General valuation fairer this time round, says RPA

The new general valuation roll – GV2012 – appears to be more accurate and fairer than in previous years, particularly with regard to the values ascribed to commercial properties within their portfolio,  says Leigh Metcalf, a director of Rabie Property Administrators (RPA).

Metcalf said in the previous two general valuation rolls they had found errors in most of the valuations of buildings in their portfolio, which currently stands at just under R4billion, and had had to  lodge objections for about 70% of the properties.

“This time round we have had much more interaction with valuers who have in many instances requested information from us to assist them in their valuation which has eliminated many errors.
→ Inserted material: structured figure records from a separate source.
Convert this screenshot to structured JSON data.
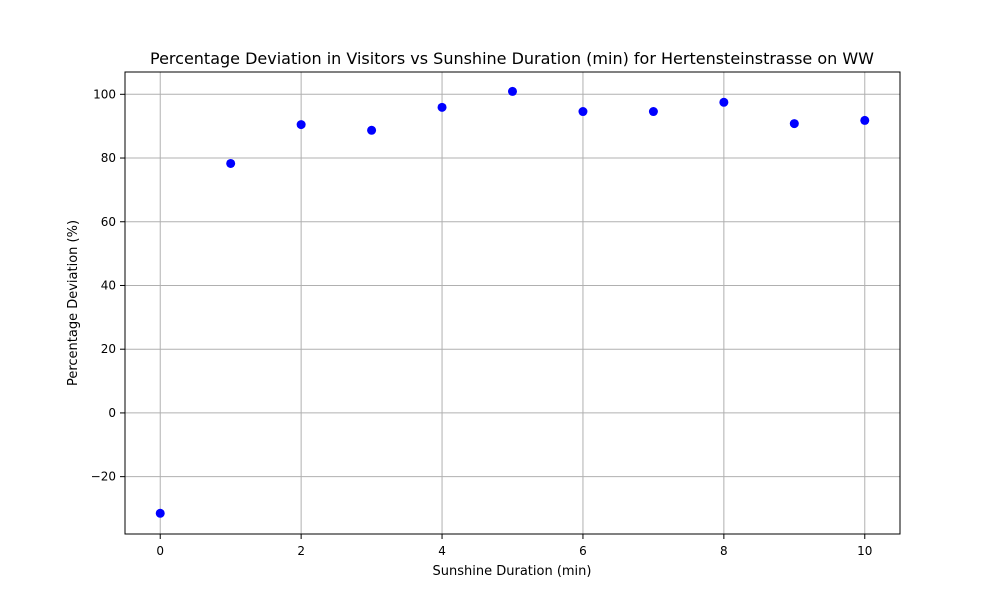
{
  "chart_data": {
    "type": "scatter",
    "title": "Percentage Deviation in Visitors vs Sunshine Duration (min) for Hertensteinstrasse on WW",
    "xlabel": "Sunshine Duration (min)",
    "ylabel": "Percentage Deviation (%)",
    "x": [
      0,
      1,
      2,
      3,
      4,
      5,
      6,
      7,
      8,
      9,
      10
    ],
    "y": [
      -31.5,
      78.3,
      90.5,
      88.7,
      95.9,
      100.9,
      94.6,
      94.6,
      97.5,
      90.8,
      91.8
    ],
    "xlim": [
      -0.5,
      10.5
    ],
    "ylim": [
      -38,
      107
    ],
    "xticks": [
      0,
      2,
      4,
      6,
      8,
      10
    ],
    "yticks": [
      -20,
      0,
      20,
      40,
      60,
      80,
      100
    ],
    "xtick_labels": [
      "0",
      "2",
      "4",
      "6",
      "8",
      "10"
    ],
    "ytick_labels": [
      "−20",
      "0",
      "20",
      "40",
      "60",
      "80",
      "100"
    ],
    "grid": true,
    "marker_color": "#0000ff",
    "grid_color": "#b0b0b0"
  }
}
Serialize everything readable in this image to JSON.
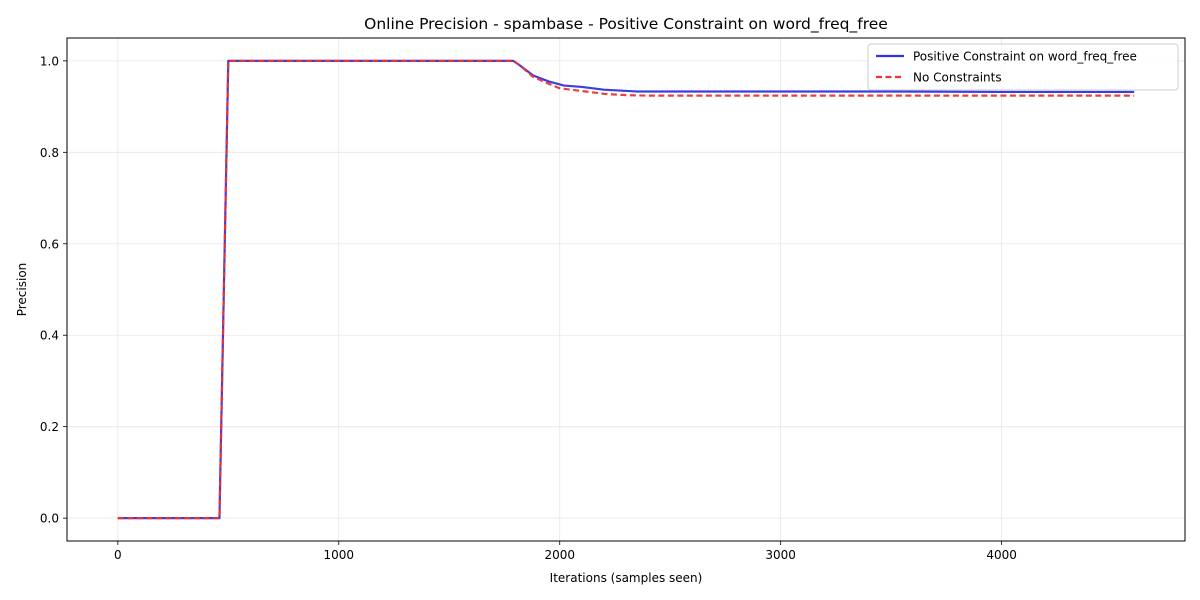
{
  "chart_data": {
    "type": "line",
    "title": "Online Precision - spambase - Positive Constraint on word_freq_free",
    "xlabel": "Iterations (samples seen)",
    "ylabel": "Precision",
    "xlim": [
      -230,
      4830
    ],
    "ylim": [
      -0.05,
      1.05
    ],
    "xticks": [
      0,
      1000,
      2000,
      3000,
      4000
    ],
    "yticks": [
      0.0,
      0.2,
      0.4,
      0.6,
      0.8,
      1.0
    ],
    "xtick_labels": [
      "0",
      "1000",
      "2000",
      "3000",
      "4000"
    ],
    "ytick_labels": [
      "0.0",
      "0.2",
      "0.4",
      "0.6",
      "0.8",
      "1.0"
    ],
    "grid": true,
    "legend_position": "top-right",
    "series": [
      {
        "name": "Positive Constraint on word_freq_free",
        "color": "#3333dd",
        "style": "solid",
        "x": [
          0,
          100,
          200,
          300,
          400,
          460,
          500,
          600,
          800,
          1000,
          1200,
          1400,
          1600,
          1790,
          1820,
          1880,
          1950,
          2020,
          2100,
          2200,
          2350,
          2500,
          3000,
          3500,
          4000,
          4600
        ],
        "y": [
          0,
          0,
          0,
          0,
          0,
          0,
          1.0,
          1.0,
          1.0,
          1.0,
          1.0,
          1.0,
          1.0,
          1.0,
          0.99,
          0.968,
          0.955,
          0.946,
          0.943,
          0.937,
          0.933,
          0.933,
          0.933,
          0.933,
          0.932,
          0.932
        ]
      },
      {
        "name": "No Constraints",
        "color": "#ee3333",
        "style": "dashed",
        "x": [
          0,
          100,
          200,
          300,
          400,
          460,
          500,
          600,
          800,
          1000,
          1200,
          1400,
          1600,
          1790,
          1820,
          1880,
          1950,
          2000,
          2100,
          2200,
          2300,
          2400,
          3000,
          3500,
          4000,
          4600
        ],
        "y": [
          0,
          0,
          0,
          0,
          0,
          0,
          1.0,
          1.0,
          1.0,
          1.0,
          1.0,
          1.0,
          1.0,
          1.0,
          0.99,
          0.965,
          0.95,
          0.94,
          0.934,
          0.928,
          0.925,
          0.924,
          0.924,
          0.924,
          0.924,
          0.924
        ]
      }
    ]
  }
}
As a result the number of objections we have needed to lodge is down at around 30% of the portfolio.”

She said it was evident when valuers had not visited the properties or followed the correct procedures as that was when errors tended to creep in.  “We have one sectional title commercial building in our portfolio which has four different sections which are in fact common areas – walkways – and which were each valued at R1,4million. That mistake would have been picked up if the valuer in question had visited the site.”

She pointed out that the market value of freehold and sectional title residential properties was based on comparable sales, whereas commercial and industrial properties are valued on the capitalised income (market related income) produced by the property, in conjunction with comparable sales.

“If an incorrect market valuation in ascribed to a property it can seriously affect the value of that property.  In the case of residential property, if the municipal valuation is lower than it should be, it can have an adverse effect when you try and sell the property as potential purchasers might think it is over-priced.  Whereas with commercial properties, the higher the rates are the lower the value of the property as higher rates push up operating costs and that negatively effects net income and consequently the value of the property.”

Metcalf warned that the GV2012 inspection and objection period closes on Tuesday 30 April so time was rapidly running out to lodge objections.